Skip to content

KG-2.22 — Pack-Driven Retrieval Signals

Pillar: 2 — Epistemic Knowledge Graph · Status: live

What

Three declarative retrieval signals carried on the active Schema Pack and applied in the hybrid-retrieval hot path:

  • Recency decay — per node-type temporal boost measured against bi-temporal event_time (KG-2.11). Exponential or hyperbolic; always >= 1.0 so unknown dates are never penalised.
  • Source trust — per-source authority multiplier (e.g. peer_reviewed 1.3, arxiv 1.2, blog 0.7).
  • Autocut — trims the long tail at the largest relative score drop ("knee"), recall-safe via autocut_min_results.

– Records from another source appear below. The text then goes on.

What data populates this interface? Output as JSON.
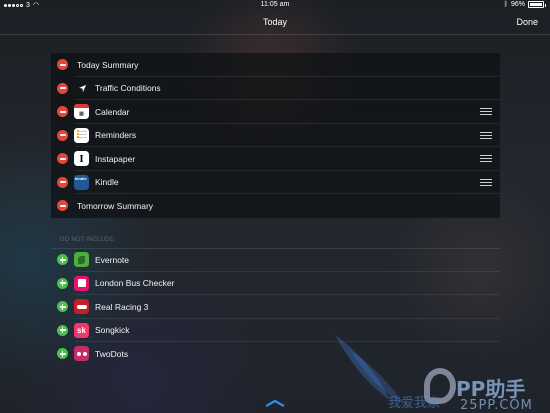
{
  "status_bar": {
    "carrier": "3",
    "time": "11:05 am",
    "battery_percent": "96%",
    "battery_level": 0.96
  },
  "nav": {
    "title": "Today",
    "done_label": "Done"
  },
  "included": [
    {
      "label": "Today Summary",
      "icon": "none",
      "reorder": false
    },
    {
      "label": "Traffic Conditions",
      "icon": "location-arrow-icon",
      "reorder": false
    },
    {
      "label": "Calendar",
      "icon": "calendar-app-icon",
      "reorder": true
    },
    {
      "label": "Reminders",
      "icon": "reminders-app-icon",
      "reorder": true
    },
    {
      "label": "Instapaper",
      "icon": "instapaper-app-icon",
      "icon_glyph": "I",
      "reorder": true
    },
    {
      "label": "Kindle",
      "icon": "kindle-app-icon",
      "icon_glyph": "kindle",
      "reorder": true
    },
    {
      "label": "Tomorrow Summary",
      "icon": "none",
      "reorder": false
    }
  ],
  "excluded_header": "DO NOT INCLUDE",
  "excluded": [
    {
      "label": "Evernote",
      "icon": "evernote-app-icon"
    },
    {
      "label": "London Bus Checker",
      "icon": "london-bus-checker-app-icon"
    },
    {
      "label": "Real Racing 3",
      "icon": "real-racing-app-icon"
    },
    {
      "label": "Songkick",
      "icon": "songkick-app-icon",
      "icon_glyph": "sk"
    },
    {
      "label": "TwoDots",
      "icon": "twodots-app-icon"
    }
  ],
  "watermark": {
    "logo_text": "PP助手",
    "site_text": "25PP.COM",
    "cn_text": "我爱我家"
  },
  "colors": {
    "remove": "#e5463c",
    "add": "#49c04a"
  }
}
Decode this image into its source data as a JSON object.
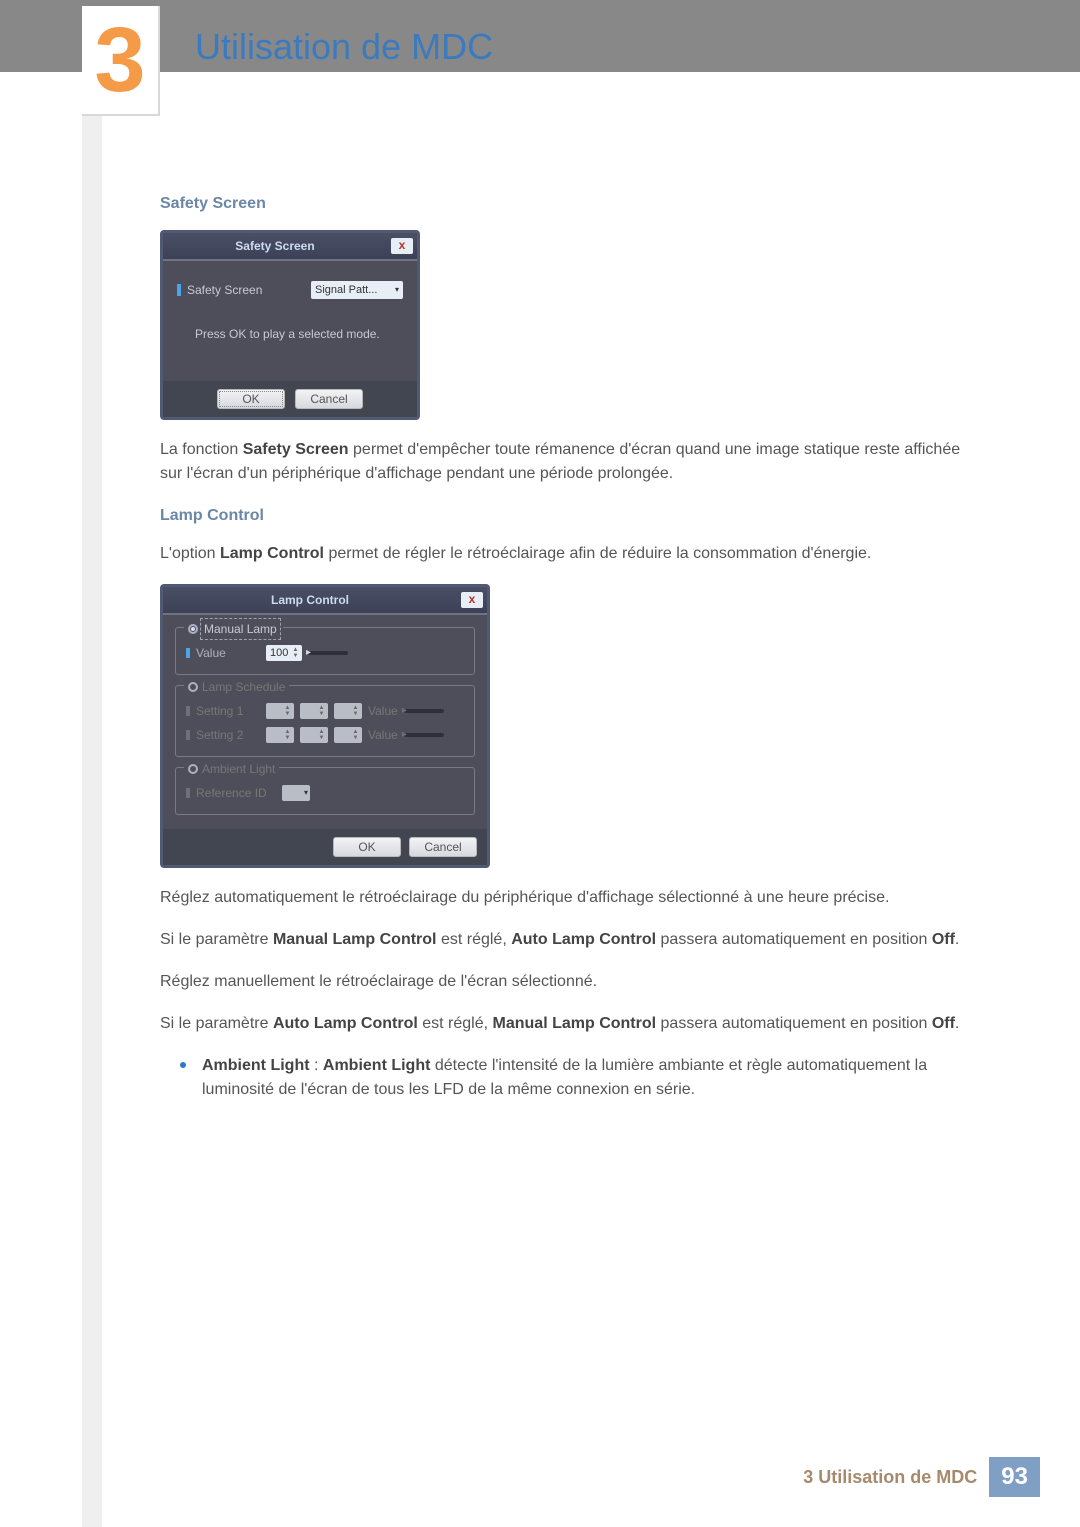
{
  "chapter": {
    "number": "3",
    "title": "Utilisation de MDC"
  },
  "sections": {
    "safety": {
      "heading": "Safety Screen",
      "para1_a": "La fonction ",
      "para1_b": "Safety Screen",
      "para1_c": " permet d'empêcher toute rémanence d'écran quand une image statique reste affichée sur l'écran d'un périphérique d'affichage pendant une période prolongée."
    },
    "lamp": {
      "heading": "Lamp Control",
      "intro_a": "L'option ",
      "intro_b": "Lamp Control",
      "intro_c": " permet de régler le rétroéclairage afin de réduire la consommation d'énergie.",
      "auto_para": "Réglez automatiquement le rétroéclairage du périphérique d'affichage sélectionné à une heure précise.",
      "manual_set_a": "Si le paramètre ",
      "manual_set_b": "Manual Lamp Control",
      "manual_set_c": " est réglé, ",
      "manual_set_d": "Auto Lamp Control",
      "manual_set_e": " passera automatiquement en position ",
      "manual_set_f": "Off",
      "manual_set_g": ".",
      "manual_para": "Réglez manuellement le rétroéclairage de l'écran sélectionné.",
      "auto_set_a": "Si le paramètre ",
      "auto_set_b": "Auto Lamp Control",
      "auto_set_c": " est réglé, ",
      "auto_set_d": "Manual Lamp Control",
      "auto_set_e": " passera automatiquement en position ",
      "auto_set_f": "Off",
      "auto_set_g": ".",
      "bullet_b1": "Ambient Light",
      "bullet_sep": " : ",
      "bullet_b2": "Ambient Light",
      "bullet_rest": " détecte l'intensité de la lumière ambiante et règle automatiquement la luminosité de l'écran de tous les LFD de la même connexion en série."
    }
  },
  "dlg_safety": {
    "title": "Safety Screen",
    "label": "Safety Screen",
    "select": "Signal Patt...",
    "hint": "Press OK to play a selected mode.",
    "ok": "OK",
    "cancel": "Cancel"
  },
  "dlg_lamp": {
    "title": "Lamp Control",
    "manual_legend": "Manual Lamp",
    "value_label": "Value",
    "value_num": "100",
    "schedule_legend": "Lamp Schedule",
    "setting1": "Setting 1",
    "setting2": "Setting 2",
    "sched_value": "Value",
    "ambient_legend": "Ambient Light",
    "ref_id": "Reference ID",
    "ok": "OK",
    "cancel": "Cancel"
  },
  "footer": {
    "text": "3 Utilisation de MDC",
    "page": "93"
  }
}
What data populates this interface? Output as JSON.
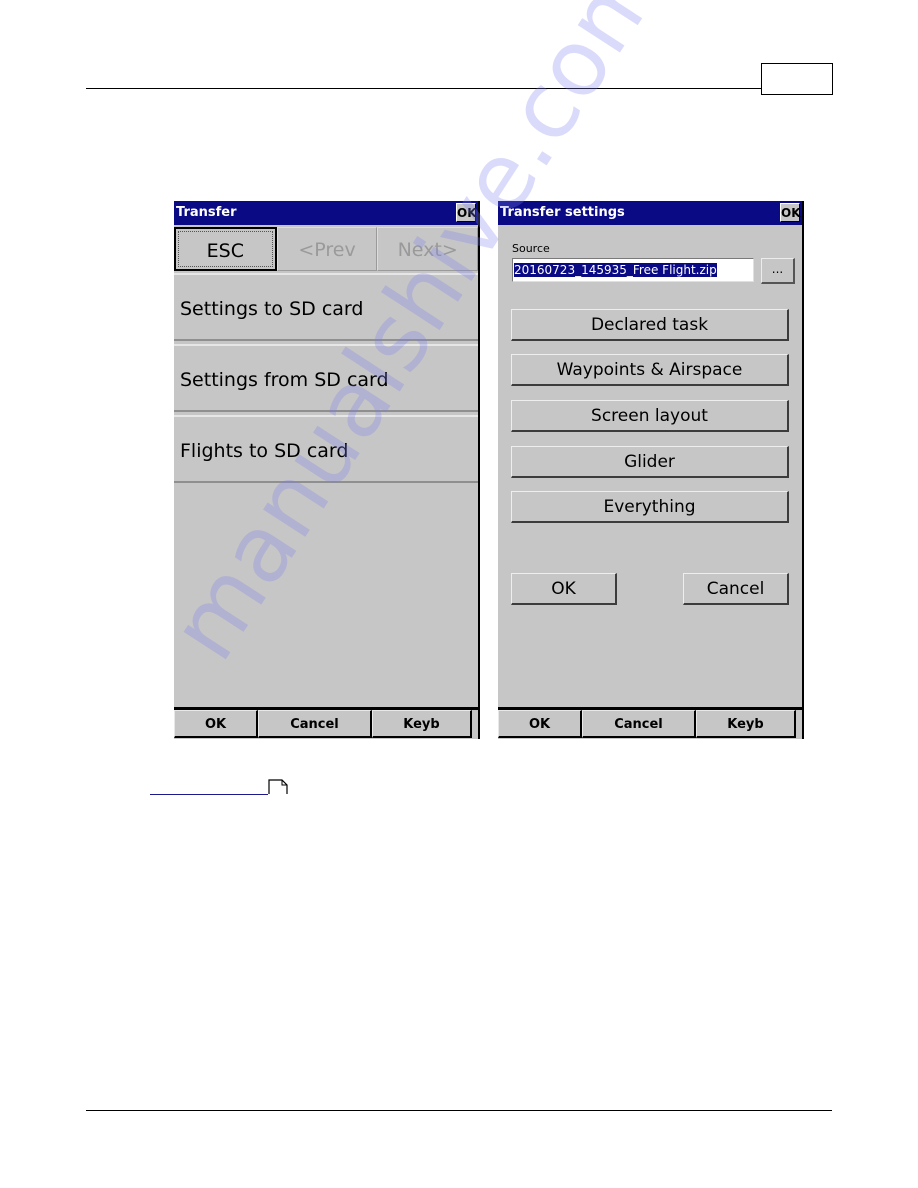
{
  "document": {
    "page_number_box": "",
    "watermark": "manualshive.com"
  },
  "left_window": {
    "title": "Transfer",
    "title_ok": "OK",
    "nav": {
      "esc": "ESC",
      "prev": "<Prev",
      "next": "Next>"
    },
    "items": [
      {
        "label": "Settings to SD card"
      },
      {
        "label": "Settings from SD card"
      },
      {
        "label": "Flights to SD card"
      }
    ],
    "bottom": {
      "ok": "OK",
      "cancel": "Cancel",
      "keyb": "Keyb"
    }
  },
  "right_window": {
    "title": "Transfer settings",
    "title_ok": "OK",
    "source_label": "Source",
    "source_value": "20160723_145935_Free Flight.zip",
    "browse_label": "...",
    "options": [
      {
        "label": "Declared task"
      },
      {
        "label": "Waypoints & Airspace"
      },
      {
        "label": "Screen layout"
      },
      {
        "label": "Glider"
      },
      {
        "label": "Everything"
      }
    ],
    "ok_label": "OK",
    "cancel_label": "Cancel",
    "bottom": {
      "ok": "OK",
      "cancel": "Cancel",
      "keyb": "Keyb"
    }
  },
  "colors": {
    "titlebar": "#0a0a84",
    "window_bg": "#c6c6c6",
    "selection": "#0a0a84"
  }
}
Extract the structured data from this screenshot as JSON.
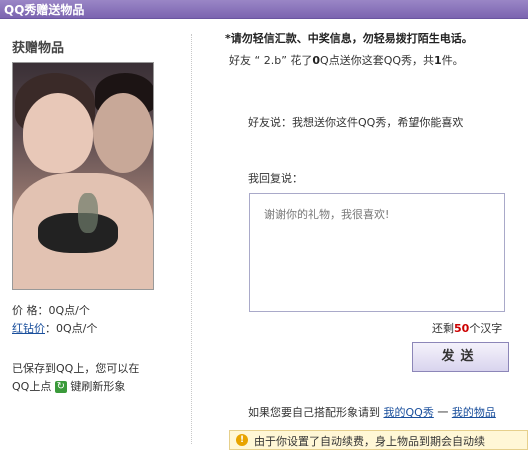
{
  "window": {
    "title": "QQ秀赠送物品"
  },
  "left": {
    "heading": "获赠物品",
    "price_label": "价  格：",
    "price_value": "0Q点/个",
    "red_price_label": "红钻价",
    "red_price_value": "：0Q点/个",
    "saved_text": "已保存到QQ上，您可以在",
    "qq_refresh_prefix": "QQ上点",
    "qq_refresh_suffix": "键刷新形象"
  },
  "main": {
    "warning": "*请勿轻信汇款、中奖信息，勿轻易拨打陌生电话。",
    "info": {
      "prefix": "好友 “ ",
      "friend": "2.b",
      "mid": "” 花了",
      "amount": "0",
      "mid2": "Q点送你这套QQ秀，共",
      "count": "1",
      "suffix": "件。"
    },
    "friend_said": "好友说：我想送你这件QQ秀，希望你能喜欢",
    "reply_label": "我回复说：",
    "reply_placeholder": "谢谢你的礼物，我很喜欢!",
    "counter_prefix": "还剩",
    "counter_value": "50",
    "counter_suffix": "个汉字",
    "send_label": "发送",
    "footer_prefix": "如果您要自己搭配形象请到",
    "link_my_qqshow": "我的QQ秀",
    "link_sep": " 一 ",
    "link_my_items": "我的物品",
    "notice": "由于你设置了自动续费，身上物品到期会自动续"
  }
}
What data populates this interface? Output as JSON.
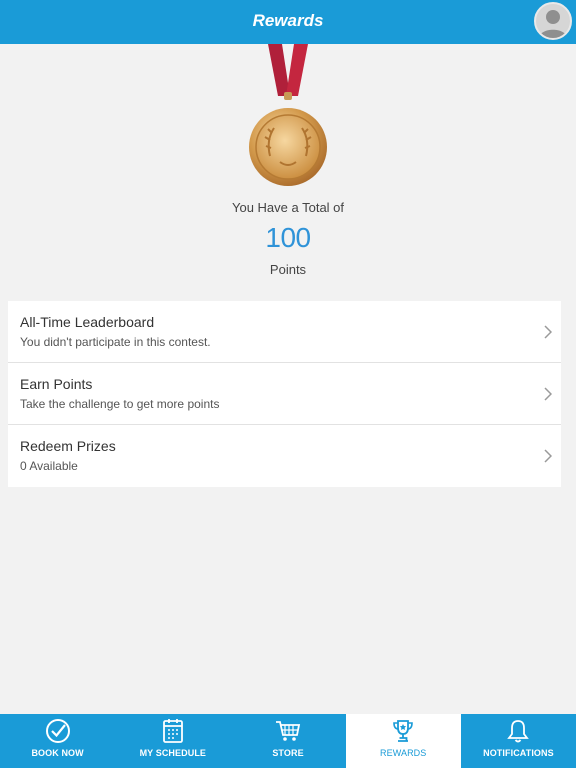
{
  "header": {
    "title": "Rewards"
  },
  "summary": {
    "label_before": "You Have a Total of",
    "points": "100",
    "label_after": "Points"
  },
  "menu": [
    {
      "title": "All-Time Leaderboard",
      "subtitle": "You didn't participate in this contest."
    },
    {
      "title": "Earn Points",
      "subtitle": "Take the challenge to get more points"
    },
    {
      "title": "Redeem Prizes",
      "subtitle": "0 Available"
    }
  ],
  "tabs": [
    {
      "label": "BOOK NOW",
      "icon": "check-circle-icon"
    },
    {
      "label": "MY SCHEDULE",
      "icon": "calendar-icon"
    },
    {
      "label": "STORE",
      "icon": "cart-icon"
    },
    {
      "label": "REWARDS",
      "icon": "trophy-icon",
      "active": true
    },
    {
      "label": "NOTIFICATIONS",
      "icon": "bell-icon"
    }
  ],
  "colors": {
    "accent": "#1a9bd7",
    "points": "#2f93d8",
    "ribbon": "#b0203a",
    "medal": "#c98a3a"
  }
}
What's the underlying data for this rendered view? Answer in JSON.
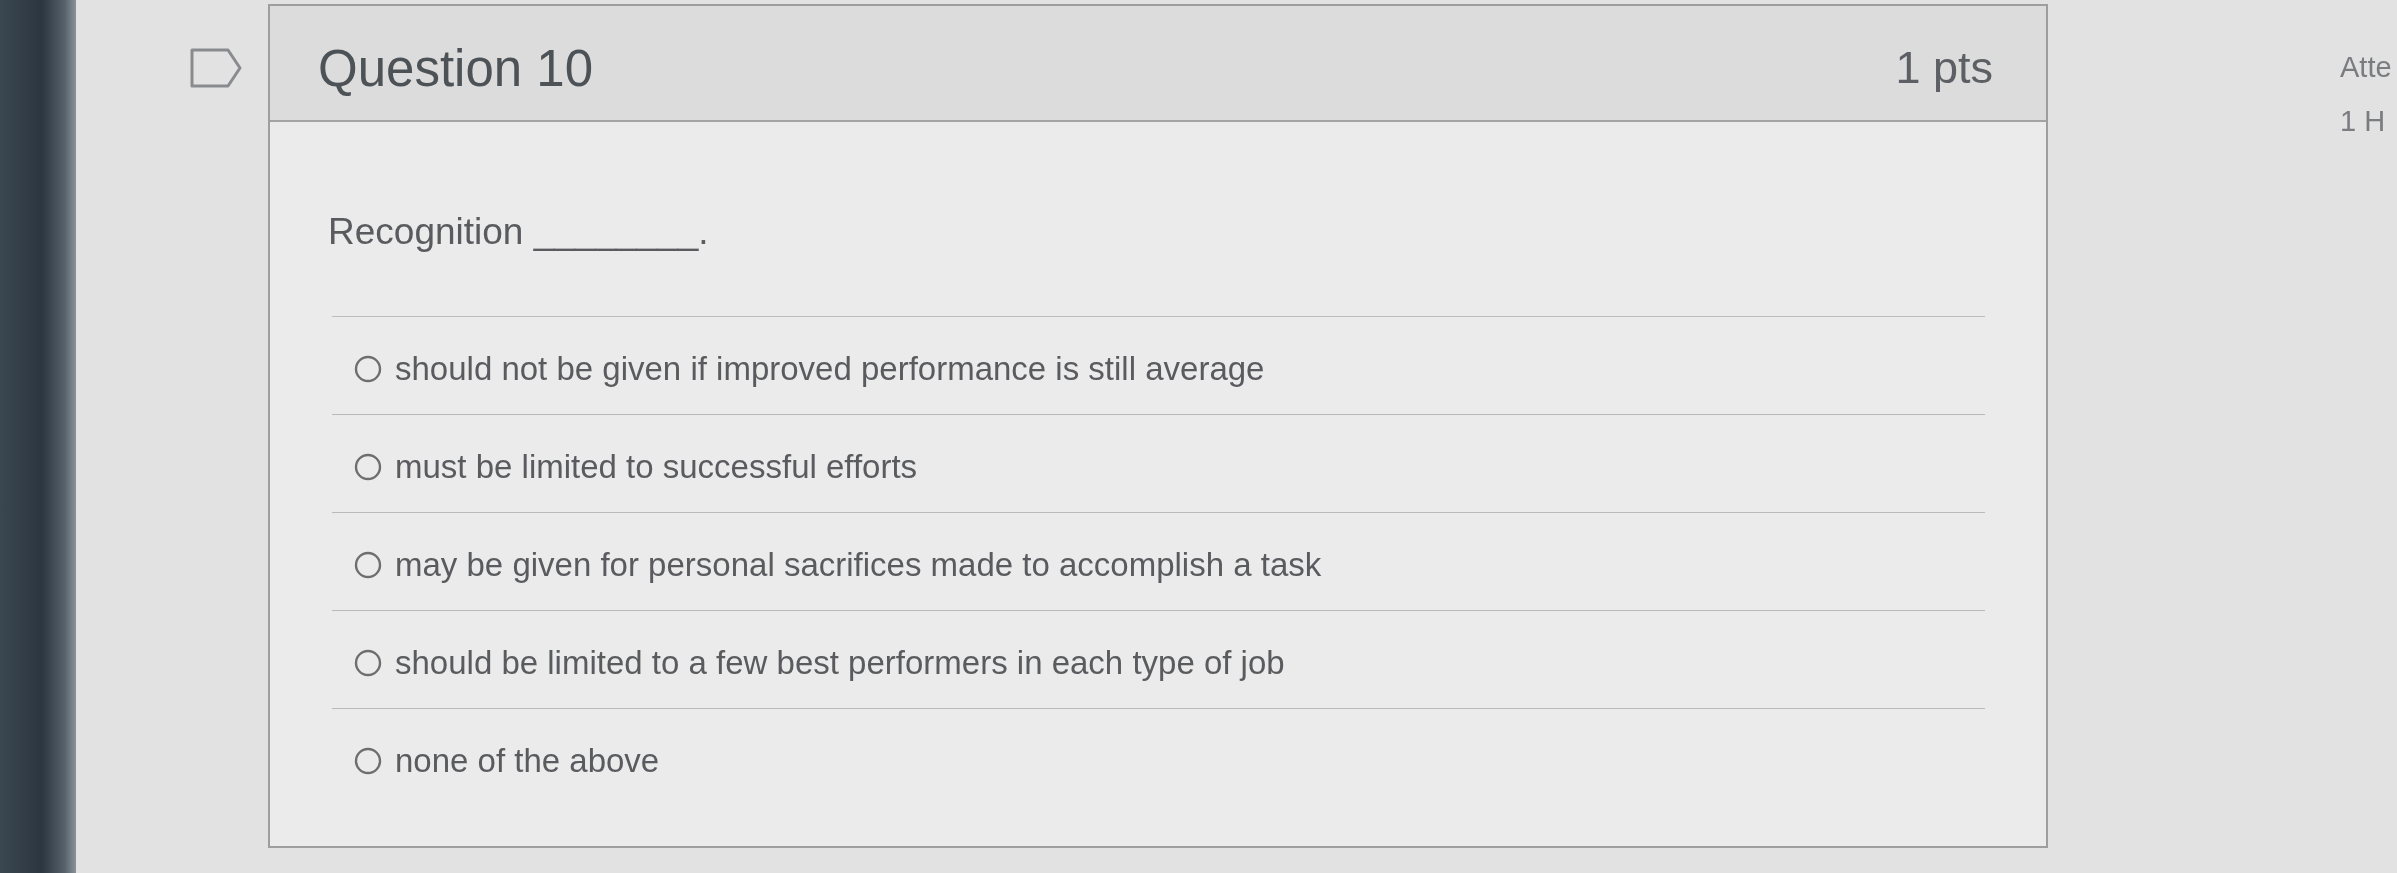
{
  "question": {
    "title": "Question 10",
    "points": "1 pts",
    "prompt": "Recognition ________.",
    "options": [
      {
        "label": "should not be given if improved performance is still average",
        "selected": false
      },
      {
        "label": "must be limited to successful efforts",
        "selected": false
      },
      {
        "label": "may be given for personal sacrifices made to accomplish a task",
        "selected": false
      },
      {
        "label": "should be limited to a few best performers in each type of job",
        "selected": false
      },
      {
        "label": "none of the above",
        "selected": false
      }
    ]
  },
  "side_panel": {
    "lines": [
      "Atte",
      "1 H"
    ]
  }
}
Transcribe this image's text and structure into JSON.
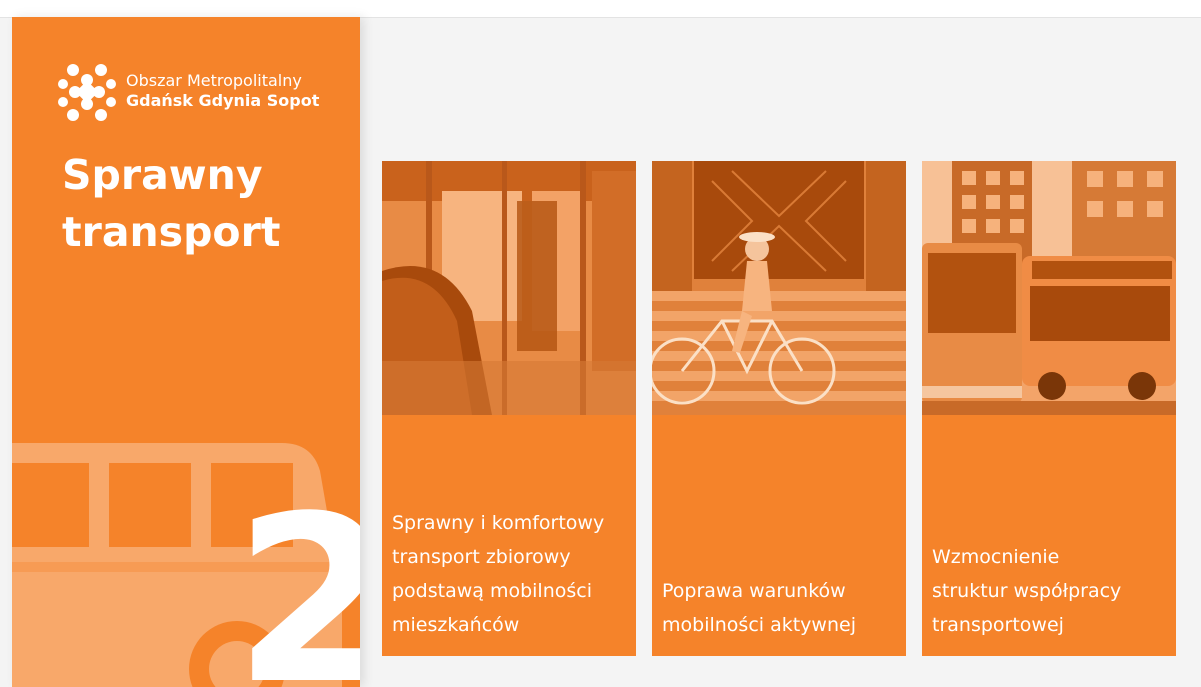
{
  "logo": {
    "line1": "Obszar Metropolitalny",
    "line2": "Gdańsk Gdynia Sopot",
    "icon": "metropolitan-area-logo-icon"
  },
  "sidebar": {
    "title_lines": [
      "Sprawny",
      "transport"
    ],
    "number": "2",
    "graphic": "bus-icon"
  },
  "cards": [
    {
      "image": "bus-interior-photo",
      "lines": [
        "Sprawny i komfortowy",
        "transport zbiorowy",
        "podstawą mobilności",
        "mieszkańców"
      ]
    },
    {
      "image": "cyclist-photo",
      "lines": [
        "Poprawa warunków",
        "mobilności aktywnej"
      ]
    },
    {
      "image": "city-buses-photo",
      "lines": [
        "Wzmocnienie",
        "struktur współpracy",
        "transportowej"
      ]
    }
  ],
  "colors": {
    "brand_orange": "#f5832a",
    "photo_dark": "#b2520f",
    "photo_light": "#f6a768"
  }
}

These close the gap to gbrain's recency-decay.ts, source-boost.ts, and autocut.ts while remaining a strict no-op under the default core pack.

Why

Retrieval quality at scale needs more than vector similarity: fresh material should surface, trusted sources should outrank noise, and weak tails should be dropped rather than dilute the context window. Baking these into the pack means a domain can tune them without code changes.

How / Wiring

  • Declared on SchemaPack: recency_decay, source_trust, autocut_* (models/schema_pack.py), with helpers recency_spec_for() / trust_for().
  • Applied in HybridRetriever.retrieve_hybrid (knowledge_graph/retrieval/hybrid_retriever.py): _recency_boost(node, as_of) and _source_trust_boost(node) multiply _score in the post-fusion boost region; autocut() (retrieval/autocut.py) trims the ranked base set before graph traversal.
  • Entry point: graph_search(..., as_of=...)engine.search_hybrid(as_of=...)retrieve_hybrid. The as_of parameter enables "knowledge state as of date D".

Tests

tests/knowledge_graph/test_pack_retrieval_signals.py, tests/knowledge_graph/test_autocut.py.